The acronyms FAIR Data and EOSC, emerging within the Europe Union, have achieved a global awareness. Now it is time to invoke a global discussion and to integrate views and experience beyond disciplinary and geographic boundaries. The FAIR principles on data require data to be Findable, Accessible, Interoperable and Re-usable. While their seem to be practicable solutions to make digital objects (files, cloud objects, structures in SQL or No-SQL databases, spreadsheets, etc.) findable and accessible by assigning persistent identifiers and rich metadata to them, ways to increase interoperability and improving re-usability are not as evident. Different data organisations, data models and semantic spaces need to be explicitly described and mapped which is known to be very time consuming at this moment in particular since the data universe is changing rapidly. Conditions for re-usage need to be made explicit which are also difficult to formulate. And, all specifications need to be available in machine actionable forms to enable automatic processing which is the only way to scale up processing in data rich science in the future. A new culture of exchanging data and new methods are required to make FAIR data reality.

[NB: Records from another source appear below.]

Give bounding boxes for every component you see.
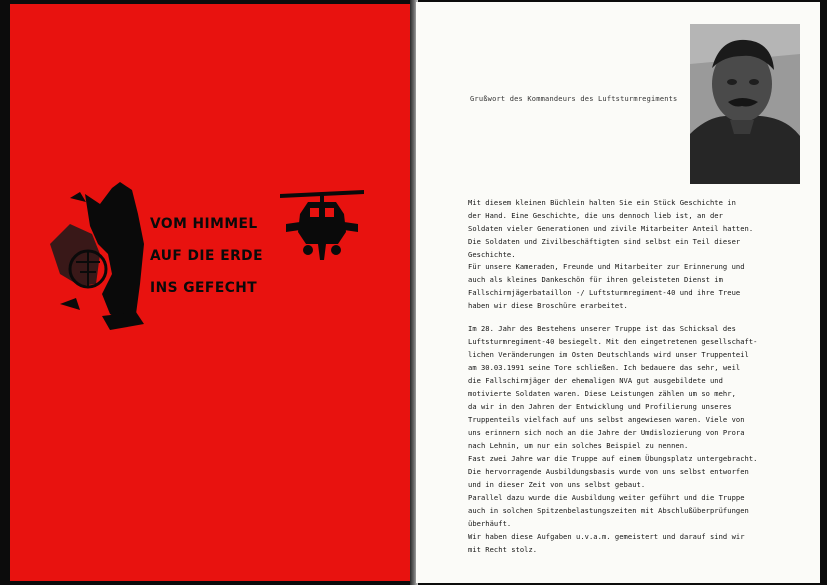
text-line: der Hand. Eine Geschichte, die uns dennoch lieb ist, an der: [468, 211, 723, 220]
text-line: Fallschirmjägerbataillon -/ Luftsturmregiment-40 und ihre Treue: [468, 288, 741, 297]
text-line: Mit diesem kleinen Büchlein halten Sie ein Stück Geschichte in: [468, 198, 736, 207]
paragraph-dedication: [468, 260, 798, 312]
text-page: [416, 2, 820, 583]
red-cover-page: [10, 4, 412, 581]
text-line: da wir in den Jahren der Entwicklung und Profilierung unseres: [468, 402, 732, 411]
text-line: Wir haben diese Aufgaben u.v.a.m. gemeistert und darauf sind wir: [468, 532, 745, 541]
text-line: auch in solchen Spitzenbelastungszeiten mit Abschlußüberprüfungen: [468, 506, 749, 515]
text-line: überhäuft.: [468, 519, 512, 528]
text-line: die Fallschirmjäger der ehemaligen NVA gut ausgebildete und: [468, 376, 723, 385]
text-line: Soldaten vieler Generationen und zivile Mitarbeiter Anteil hatten.: [468, 224, 754, 233]
text-line: Parallel dazu wurde die Ausbildung weiter geführt und die Truppe: [468, 493, 745, 502]
text-line: Luftsturmregiment-40 besiegelt. Mit den eingetretenen gesellschaft-: [468, 337, 758, 346]
text-line: mit Recht stolz.: [468, 545, 538, 554]
text-line: haben wir diese Broschüre erarbeitet.: [468, 301, 628, 310]
text-line: Die Soldaten und Zivilbeschäftigten sind selbst ein Teil dieser: [468, 237, 741, 246]
text-line: Fast zwei Jahre war die Truppe auf einem Übungsplatz untergebracht.: [468, 454, 758, 463]
text-line: lichen Veränderungen im Osten Deutschlands wird unser Truppenteil: [468, 350, 749, 359]
cover-title-line-2: AUF DIE ERDE: [150, 248, 263, 264]
cover-title-line-1: VOM HIMMEL: [150, 216, 258, 232]
page-headline: Grußwort des Kommandeurs des Luftsturmregiments: [470, 95, 678, 103]
text-line: auch als kleines Dankeschön für ihren geleisteten Dienst im: [468, 275, 723, 284]
helicopter-icon: [278, 184, 366, 262]
text-line: Geschichte.: [468, 250, 516, 259]
text-line: und in dieser Zeit von uns selbst gebaut.: [468, 480, 646, 489]
text-line: nach Lehnin, um nur ein solches Beispiel zu nennen.: [468, 441, 689, 450]
text-line: Truppenteils vielfach auf uns selbst angewiesen waren. Viele von: [468, 415, 745, 424]
text-line: motivierte Soldaten waren. Diese Leistungen zählen um so mehr,: [468, 389, 736, 398]
text-line: am 30.03.1991 seine Tore schließen. Ich bedauere das sehr, weil: [468, 363, 741, 372]
cover-title-line-3: INS GEFECHT: [150, 280, 258, 296]
cover-title: [150, 208, 274, 304]
commander-portrait: [690, 24, 800, 184]
text-line: Im 28. Jahr des Bestehens unserer Truppe ist das Schicksal des: [468, 324, 736, 333]
text-line: uns erinnern sich noch an die Jahre der Umdislozierung von Prora: [468, 428, 745, 437]
paragraph-history: [468, 322, 798, 556]
paratrooper-icon: [40, 174, 152, 339]
text-line: Für unsere Kameraden, Freunde und Mitarbeiter zur Erinnerung und: [468, 262, 745, 271]
text-line: Die hervorragende Ausbildungsbasis wurde von uns selbst entworfen: [468, 467, 749, 476]
paragraph-intro: [468, 196, 798, 261]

In addition, the European Commission started the European Open Science Cloud (EOSC) initiative to develop the eco-system of infrastructures that will help to realise a FAIR data domain for data intensive sciences. It needs to include salient infrastructure components and integrate different services as they are being developed by research disciplines, by existing infrastructure initiatives as well as by computer science driven initiatives in a highly interoperable manner. Obviously, EOSC is describing a process that is agile enough to adapt to the dynamic changes in our data universe and not a blueprint for a top-down designed infrastructure.
This workshop will bring a number of different key experts who were actively leading the agendas with respect to FAIR and EOSC and who come from different research disciplines including computer science with their views and expectations about FAIR and EOSC. In particular, ways to achieve a higher degree of interoperability and re-usability will be discussed. The workshop will also be a moment where experts from different regions will take the chance to discuss state and future of the FAIR action plan and the EOSC initiative, bring in their views and enrichments, and discuss active participation.
Therefore, this workshop will be a milestone not only for creating more awareness about FAIR and EOSC, but also in refining the current plans. In particular, we hope to get clarification of what Open Science means for he countries outside of the EU as well as Perspectives of the EC FAIR/EOSC initiative for involvement of all interested Stakeholders beyond EU.